Not sure I’ve ever seen someone stickhandle alone behind a net longer than the Flames’ Johnny Gaudreau did behind the Jets goal on one early shift. He could have been called for delay of game ... Connor Hellebuyck mishandles a routine save and hands Sam Bennett a Grade-A chance on the rebound, only to get his glove on it. Another bobble by Hellebuyck before the first period is half over. An omen? ... Nik Ehlers goes what, two dozen playoff games without a goal, and now he gets his second in two games? Best part of Ehlers’ goal: The stretch/bank pass from defenceman Dmitry Kulikov from behind the Winnipeg net. A close second:
Sportsnet talking head Chris Cuthbert’s description of the pass as a Zach Collaros long bomb. You can take the playby-play man out of football, but you can’t take football out of the play-by-play man ... Best way to give back the momentum from the game-opening goal? Take a needless penalty and allow a power-play goal. Take a bow, Mathieu Perreault and the Jets penalty-killing unit ... The TV cameras catch Mark Scheifele watching the game from on high, a sight that has to warm the hearts of Jets brass. Their No. 1 centre appeared destined for surgery and some ankle plaster after being on the business end of Matthew Tkachuk’s skate blade in Game 1. No word on when No. 55 might come back, but at least it appears possible ... Hellebuyck ends the first with a few big saves and the period ends tied, 1-1.
What’s Perreault doing delivering a late shoulder into the considerable bulk of
Milan Lucic? Let sleeping dogs lie, particularly big, nasty ones ... Josh Morrissey gets called for a slash that wouldn’t have knocked a mosquito off balance and the Jets PK unit allows Gaudreau to waltz into Hellebuyck’s living room, undeterred.

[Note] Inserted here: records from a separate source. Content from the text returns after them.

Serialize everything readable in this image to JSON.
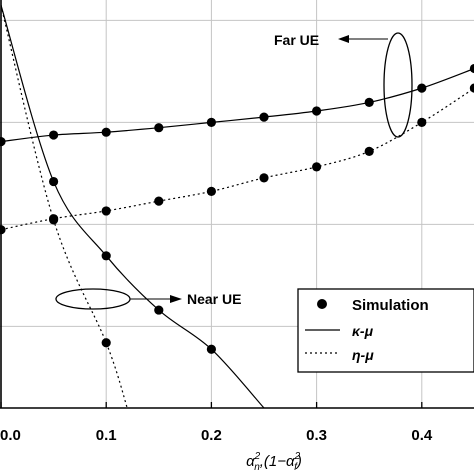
{
  "chart_data": {
    "type": "line",
    "xlabel": "α²ₙ,(1−α²f)",
    "ylabel": "",
    "title": "",
    "xlim": [
      0.0,
      0.45
    ],
    "ylim": [
      0.0,
      1.0
    ],
    "y_scale_note": "no y tick labels visible",
    "xticks": [
      0.0,
      0.1,
      0.2,
      0.3,
      0.4
    ],
    "xtick_labels": [
      "0.0",
      "0.1",
      "0.2",
      "0.3",
      "0.4"
    ],
    "grid": true,
    "legend_position": "bottom-right",
    "legend": {
      "simulation": "Simulation",
      "kappa_mu": "κ-μ",
      "eta_mu": "η-μ"
    },
    "annotations": {
      "far": "Far UE",
      "near": "Near UE"
    },
    "series": [
      {
        "group": "far",
        "style": "solid",
        "legend_key": "kappa_mu",
        "x": [
          0.0,
          0.05,
          0.1,
          0.15,
          0.2,
          0.25,
          0.3,
          0.35,
          0.4,
          0.45
        ],
        "y": [
          0.653,
          0.669,
          0.676,
          0.687,
          0.7,
          0.713,
          0.728,
          0.749,
          0.784,
          0.832
        ]
      },
      {
        "group": "far",
        "style": "dotted",
        "legend_key": "eta_mu",
        "x": [
          0.0,
          0.05,
          0.1,
          0.15,
          0.2,
          0.25,
          0.3,
          0.35,
          0.4,
          0.45
        ],
        "y": [
          0.437,
          0.464,
          0.483,
          0.507,
          0.531,
          0.564,
          0.591,
          0.629,
          0.7,
          0.784
        ]
      },
      {
        "group": "near",
        "style": "solid",
        "legend_key": "kappa_mu",
        "x": [
          0.0,
          0.05,
          0.1,
          0.15,
          0.2,
          0.25
        ],
        "y": [
          0.987,
          0.555,
          0.373,
          0.24,
          0.144,
          0.0
        ]
      },
      {
        "group": "near",
        "style": "dotted",
        "legend_key": "eta_mu",
        "x": [
          0.0,
          0.05,
          0.1,
          0.12
        ],
        "y": [
          0.987,
          0.461,
          0.16,
          0.0
        ]
      }
    ],
    "simulation_points": [
      {
        "x": 0.0,
        "y": 0.653
      },
      {
        "x": 0.05,
        "y": 0.669
      },
      {
        "x": 0.1,
        "y": 0.676
      },
      {
        "x": 0.15,
        "y": 0.687
      },
      {
        "x": 0.2,
        "y": 0.7
      },
      {
        "x": 0.25,
        "y": 0.713
      },
      {
        "x": 0.3,
        "y": 0.728
      },
      {
        "x": 0.35,
        "y": 0.749
      },
      {
        "x": 0.4,
        "y": 0.784
      },
      {
        "x": 0.45,
        "y": 0.832
      },
      {
        "x": 0.0,
        "y": 0.437
      },
      {
        "x": 0.05,
        "y": 0.464
      },
      {
        "x": 0.1,
        "y": 0.483
      },
      {
        "x": 0.15,
        "y": 0.507
      },
      {
        "x": 0.2,
        "y": 0.531
      },
      {
        "x": 0.25,
        "y": 0.564
      },
      {
        "x": 0.3,
        "y": 0.591
      },
      {
        "x": 0.35,
        "y": 0.629
      },
      {
        "x": 0.4,
        "y": 0.7
      },
      {
        "x": 0.45,
        "y": 0.784
      },
      {
        "x": 0.05,
        "y": 0.555
      },
      {
        "x": 0.1,
        "y": 0.373
      },
      {
        "x": 0.15,
        "y": 0.24
      },
      {
        "x": 0.2,
        "y": 0.144
      },
      {
        "x": 0.05,
        "y": 0.461
      },
      {
        "x": 0.1,
        "y": 0.16
      }
    ]
  }
}
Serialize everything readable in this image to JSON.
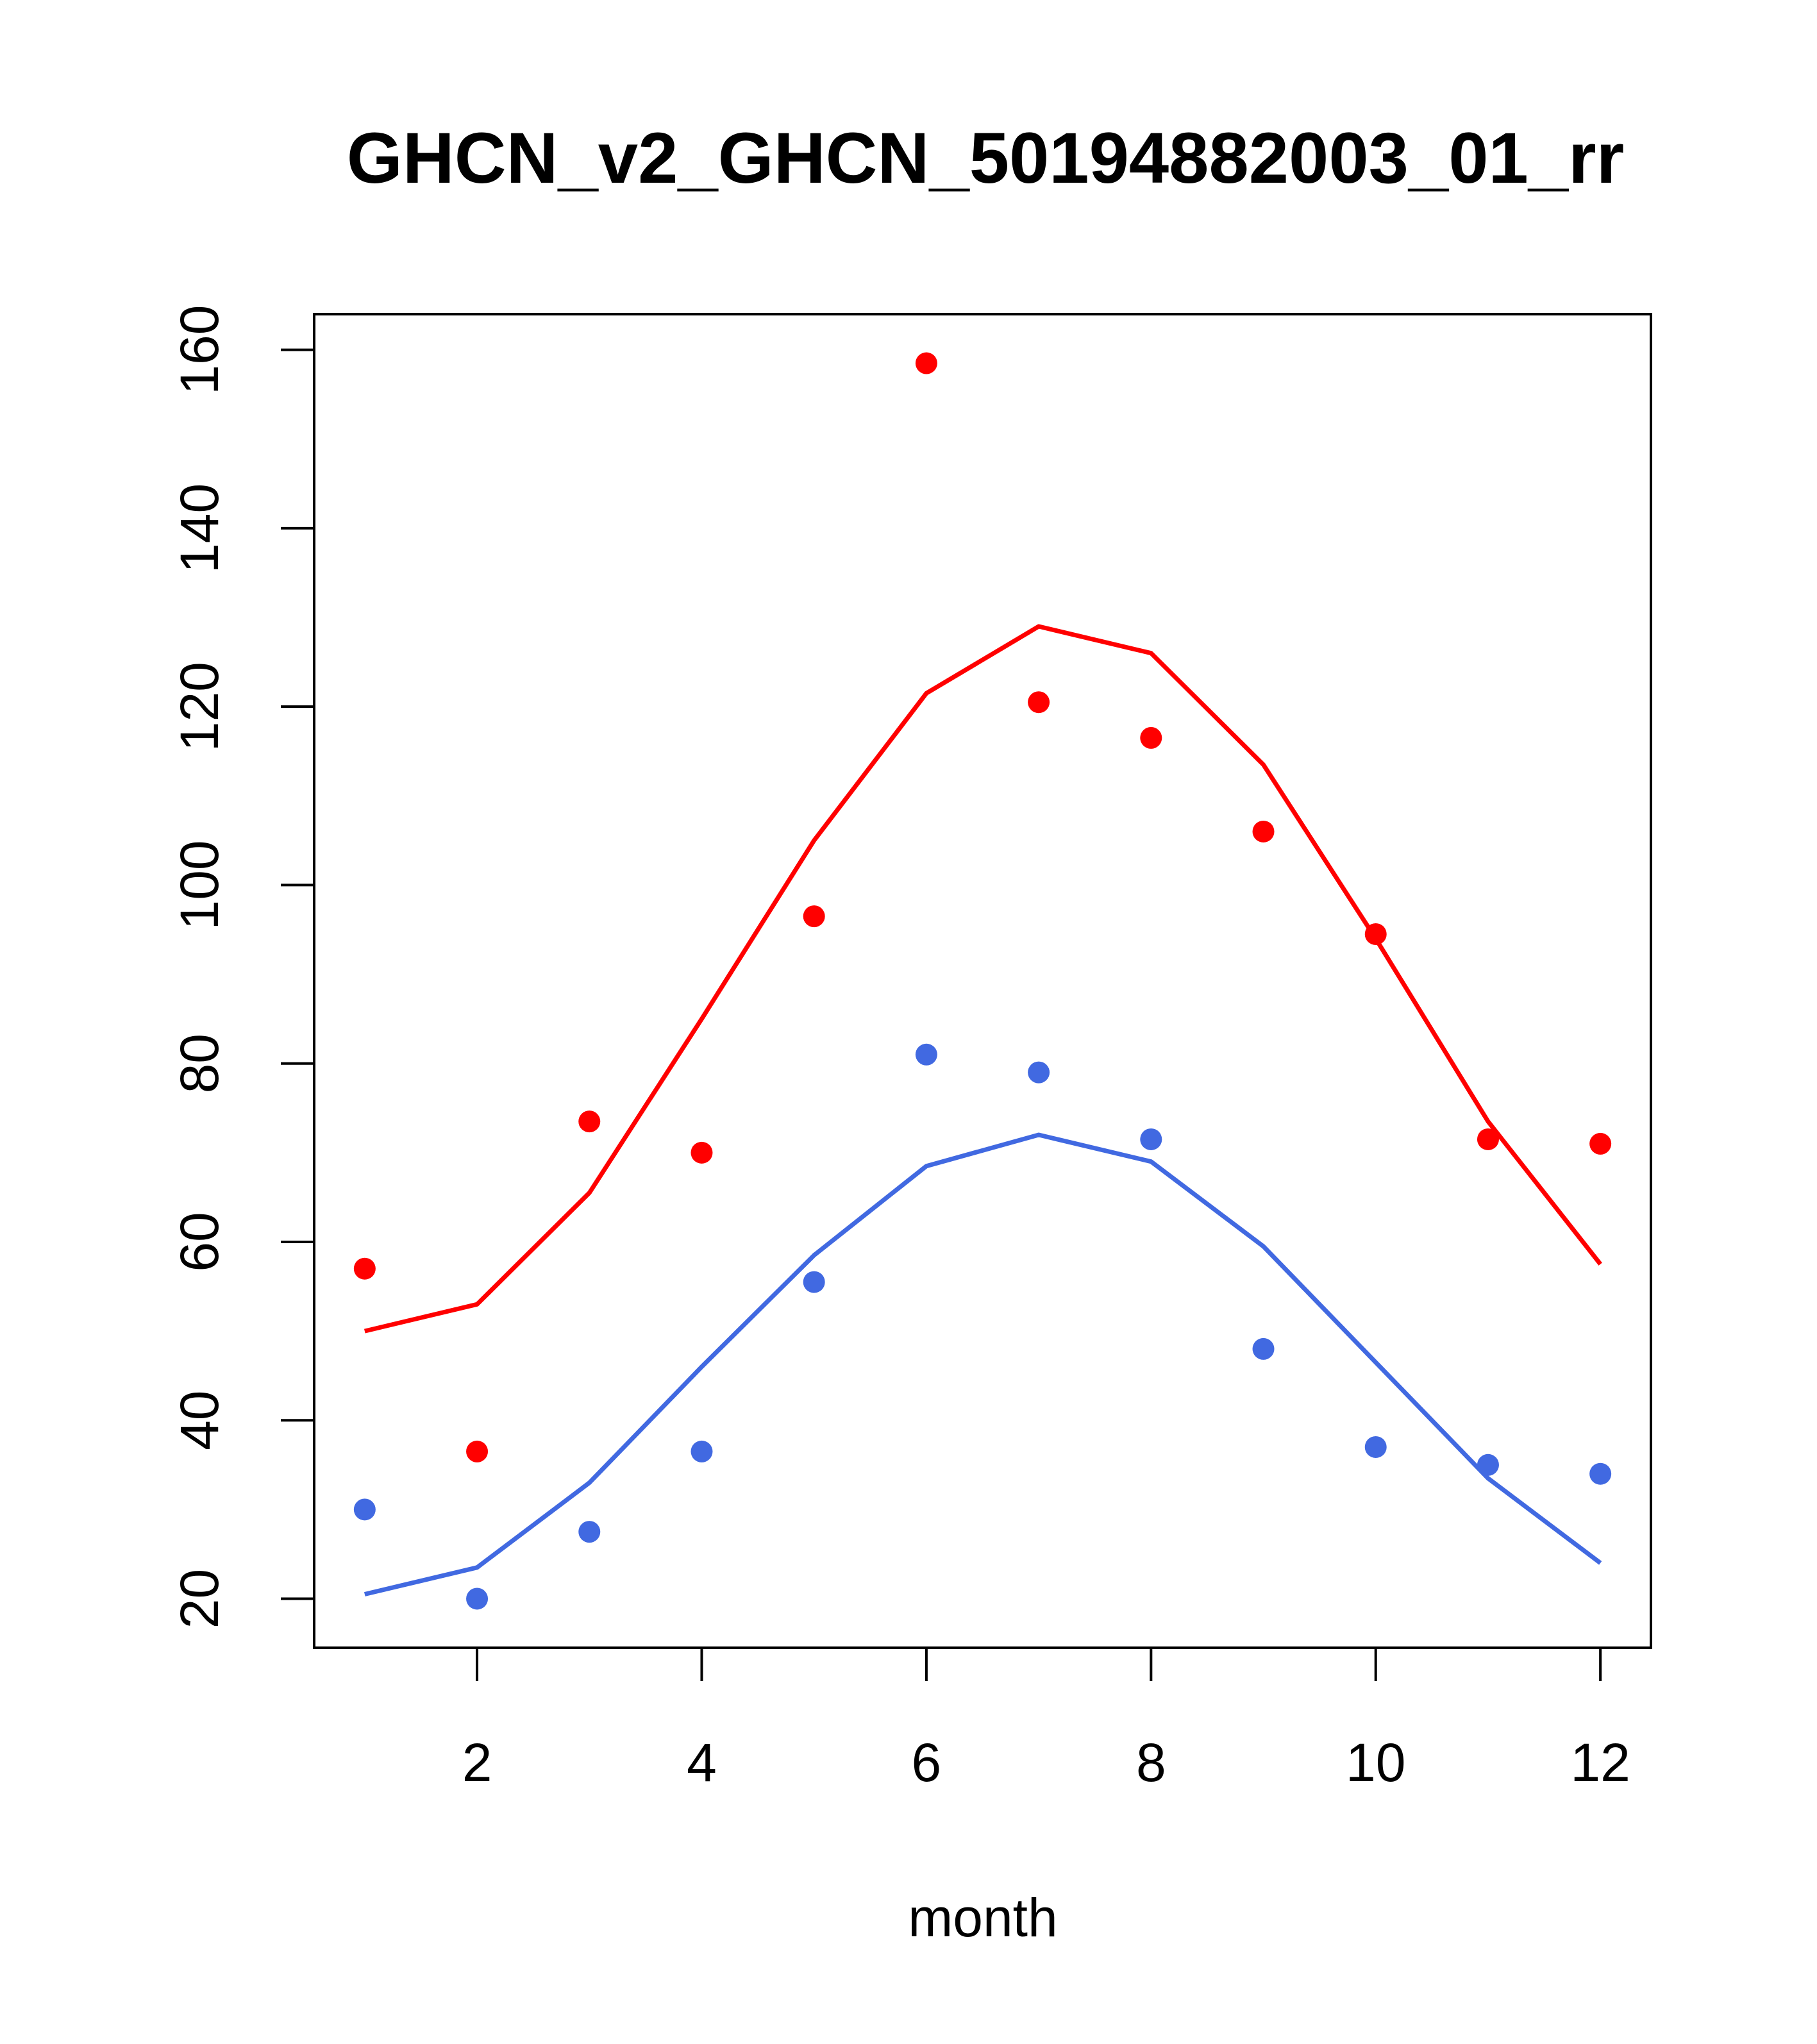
{
  "chart_data": {
    "type": "line",
    "title": "GHCN_v2_GHCN_50194882003_01_rr",
    "xlabel": "month",
    "ylabel": "",
    "xlim": [
      0.55,
      12.45
    ],
    "ylim": [
      14.5,
      164
    ],
    "xticks": [
      2,
      4,
      6,
      8,
      10,
      12
    ],
    "yticks": [
      20,
      40,
      60,
      80,
      100,
      120,
      140,
      160
    ],
    "x": [
      1,
      2,
      3,
      4,
      5,
      6,
      7,
      8,
      9,
      10,
      11,
      12
    ],
    "grid": false,
    "series": [
      {
        "color": "#ff0000",
        "line": [
          50,
          53,
          65.5,
          85,
          105,
          121.5,
          129,
          126,
          113.5,
          94,
          73.5,
          57.5
        ],
        "points": [
          57,
          36.5,
          73.5,
          70,
          96.5,
          158.5,
          120.5,
          116.5,
          106,
          94.5,
          71.5,
          71
        ]
      },
      {
        "color": "#4169e1",
        "line": [
          20.5,
          23.5,
          33,
          46,
          58.5,
          68.5,
          72,
          69,
          59.5,
          46.5,
          33.5,
          24
        ],
        "points": [
          30,
          20,
          27.5,
          36.5,
          55.5,
          81,
          79,
          71.5,
          48,
          37,
          35,
          34
        ]
      }
    ]
  }
}
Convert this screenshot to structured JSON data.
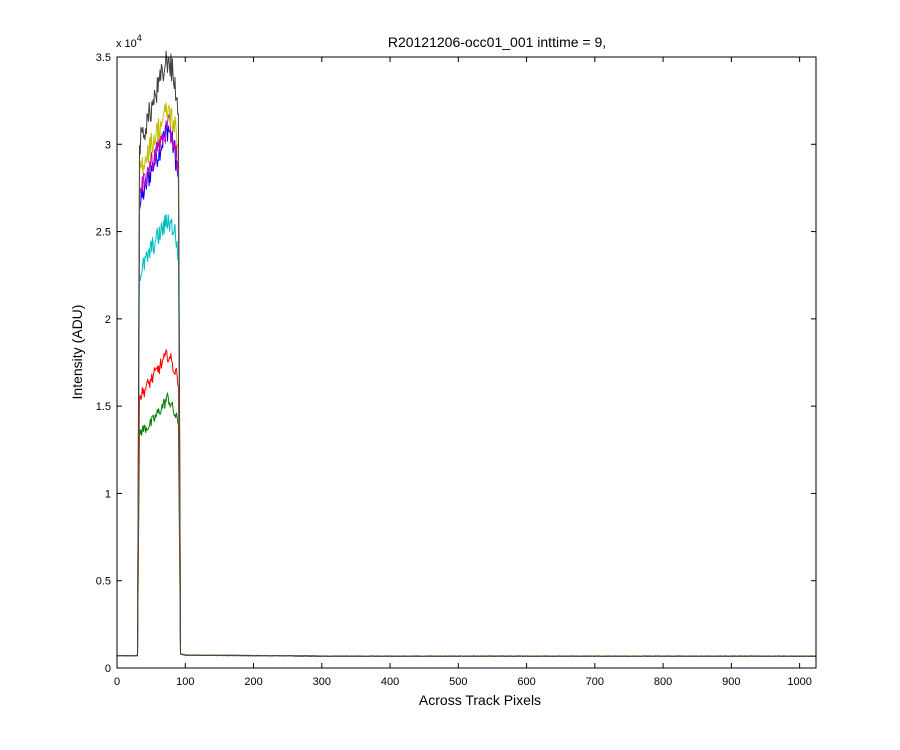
{
  "chart_data": {
    "type": "line",
    "title": "R20121206-occ01_001 inttime = 9,",
    "xlabel": "Across Track Pixels",
    "ylabel": "Intensity (ADU)",
    "y_exponent_label": "x 10",
    "y_exponent_power": "4",
    "xlim": [
      0,
      1024
    ],
    "ylim": [
      0,
      35000
    ],
    "xticks": [
      0,
      100,
      200,
      300,
      400,
      500,
      600,
      700,
      800,
      900,
      1000
    ],
    "xtick_labels": [
      "0",
      "100",
      "200",
      "300",
      "400",
      "500",
      "600",
      "700",
      "800",
      "900",
      "1000"
    ],
    "yticks": [
      0,
      5000,
      10000,
      15000,
      20000,
      25000,
      30000,
      35000
    ],
    "ytick_labels": [
      "0",
      "0.5",
      "1",
      "1.5",
      "2",
      "2.5",
      "3",
      "3.5"
    ],
    "grid": false,
    "series": [
      {
        "color": "#0000ff",
        "values": [
          [
            0,
            700
          ],
          [
            25,
            700
          ],
          [
            30,
            720
          ],
          [
            33,
            26500
          ],
          [
            50,
            28500
          ],
          [
            75,
            31000
          ],
          [
            85,
            29500
          ],
          [
            90,
            28000
          ],
          [
            93,
            800
          ],
          [
            100,
            740
          ],
          [
            300,
            680
          ],
          [
            600,
            680
          ],
          [
            1024,
            680
          ]
        ]
      },
      {
        "color": "#008000",
        "values": [
          [
            0,
            700
          ],
          [
            25,
            700
          ],
          [
            30,
            720
          ],
          [
            33,
            13500
          ],
          [
            50,
            14000
          ],
          [
            75,
            15500
          ],
          [
            85,
            14500
          ],
          [
            90,
            14000
          ],
          [
            93,
            800
          ],
          [
            100,
            740
          ],
          [
            300,
            680
          ],
          [
            600,
            680
          ],
          [
            1024,
            680
          ]
        ]
      },
      {
        "color": "#ff0000",
        "values": [
          [
            0,
            700
          ],
          [
            25,
            700
          ],
          [
            30,
            720
          ],
          [
            33,
            15500
          ],
          [
            50,
            16500
          ],
          [
            75,
            18000
          ],
          [
            85,
            17000
          ],
          [
            90,
            16500
          ],
          [
            93,
            800
          ],
          [
            100,
            740
          ],
          [
            300,
            680
          ],
          [
            600,
            680
          ],
          [
            1024,
            680
          ]
        ]
      },
      {
        "color": "#00bfbf",
        "values": [
          [
            0,
            700
          ],
          [
            25,
            700
          ],
          [
            30,
            720
          ],
          [
            33,
            22500
          ],
          [
            50,
            24000
          ],
          [
            75,
            25700
          ],
          [
            85,
            25000
          ],
          [
            90,
            23500
          ],
          [
            93,
            800
          ],
          [
            100,
            740
          ],
          [
            300,
            680
          ],
          [
            600,
            680
          ],
          [
            1024,
            680
          ]
        ]
      },
      {
        "color": "#bf00bf",
        "values": [
          [
            0,
            700
          ],
          [
            25,
            700
          ],
          [
            30,
            720
          ],
          [
            33,
            27000
          ],
          [
            50,
            29000
          ],
          [
            75,
            31000
          ],
          [
            85,
            30000
          ],
          [
            90,
            28500
          ],
          [
            93,
            800
          ],
          [
            100,
            740
          ],
          [
            300,
            680
          ],
          [
            600,
            680
          ],
          [
            1024,
            680
          ]
        ]
      },
      {
        "color": "#bfbf00",
        "values": [
          [
            0,
            700
          ],
          [
            25,
            700
          ],
          [
            30,
            720
          ],
          [
            33,
            28500
          ],
          [
            50,
            30000
          ],
          [
            75,
            32000
          ],
          [
            85,
            31000
          ],
          [
            90,
            29500
          ],
          [
            93,
            800
          ],
          [
            100,
            740
          ],
          [
            300,
            680
          ],
          [
            600,
            680
          ],
          [
            1024,
            680
          ]
        ]
      },
      {
        "color": "#404040",
        "values": [
          [
            0,
            700
          ],
          [
            25,
            700
          ],
          [
            30,
            720
          ],
          [
            33,
            30000
          ],
          [
            50,
            32000
          ],
          [
            75,
            35000
          ],
          [
            85,
            33500
          ],
          [
            90,
            31500
          ],
          [
            93,
            800
          ],
          [
            100,
            740
          ],
          [
            300,
            680
          ],
          [
            600,
            680
          ],
          [
            1024,
            680
          ]
        ]
      }
    ]
  }
}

Miraculously, the puck stays out ... Down goes another Jet, as defenceman Tucker Poolman uses his face to block a shot and leaves the ice over a trail of blood. As head coach
Paul Maurice has said, this team’s injury woes have been almost laughable this season. Poolman’s grin will be a few stitches uglier after that ... Uh-oh, Hellebuyck wanders behind his own net and gets tangled with defenceman
Neal Pionk, handing the Flames a freebie. About that omen ... Next shift the Sleeping Dog scores an ugly one. But wait, Maurice is challenging it, claiming Dillon Dube was interfering with his goalie. He was, but will they make the call, or determine
Cody Eakin steered Dube into the crease? No goal is the call. Next thing Maurice needs to challenge is his team’s consciousness. Seems they’ve fallen asleep ... Calgary’s Sean Monahan goes hard into the end boards, and
Jansen Harkins heads for the sin bin. One of the TV types tell us it was a “can-opener” move, with the stick between the legs. Nonsense. It was a shove, nothing more ... Of course, that’s no excuse for the Jets not to kill it off, which they can’t, and it’s 3-1 for the “visitors” from Alberta ... Jets quickly get their own power play courtesy the Sleeping Dog, and it’s tit-for-tat,
Andrew Copp doing his best
Kyle Connor impersonation by walking in front and lifting a nifty backhand, top shelf. Didn’t know Copp had hands that quick ... Perreault takes an awkward hit and leaves the game. Nobody’s laughing on the Winnipeg bench ... The Jets leave Tkachuk alone in front for the Flames’ fourth goal and it’s 4-2 after two. This would be a good time for Connor and Blake Wheeler to check in.
Poolman returns with a jaw the size of a soccer ball, a gash that would make Stephen King shudder and a cage to protect it ... Despite a strong Jets start, the Flames protect their two-goal lead. Then they add to it, the Sleeping Dog getting one that counts ... Turn out the lights, this party’s over. And the Jets are one loss from going home for a second summer break.
Cody Eakin checks on teammate Tucker Poolman as he lies on the ice after being hit in the face with a puck during Tuesday’s loss to the Calgary Flames.